As Euan Adie and Alex Hodgson discussed in this month’s Naturejobs podcast on scientific publishing and a digital future, the amount of data being created in science is phenomenal. It is being created faster than the technology to store it. But as the volumes are increasing, are scientists getting any better at managing it? As it turns out, there are still a few kinks in the system.
An article on Research Information called Better management reduces data loss risk, highlights some of the problems that scientists might have.
“After moving all of his data home to write up, biologist Billy Hinchen returned one afternoon to find that his laptop and all his backup hard drives had been stolen.”
The founder of figshare also shares his experiences with data management:
“Mark Hahnel, typified a common challenge: ‘During my PhD I was never good at managing my research data. I had so many different file names for my data that I always struggled to find the correct file quickly and easily when it was requested. My former PI was so horrified upon seeing the state of my data organisation that she held an emergency lab book meeting with the rest of my group when l was leaving’.”

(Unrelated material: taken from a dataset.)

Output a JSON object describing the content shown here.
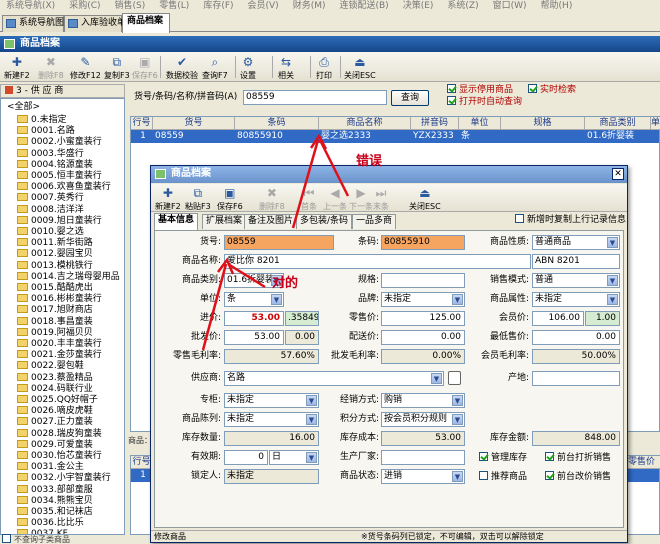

These aren’t ideal scenarios, and so the article suggests that data management needs to improve, and provides a few recommendations specifically for scientists that Digital Science have put together:
1) figshare: “a cloud-based repository where researchers can store their data outputs privately, share them with colleagues, or make them publicly available and citable with a permanent DOI.”
2) Projects: “an application that lets researchers safely manage and organise their research data on the desktop. It provides a visual timeline to make finding files easy, backup functionality to help seamlessly recover previous versions of files, annotation features and a structured hierarchy to encourage users to organise their files.”
One other quick tip: get a good nomenclature system that you and your colleagues can all understand and use.
Does anyone else who works with big data have any handy tips for managing their data?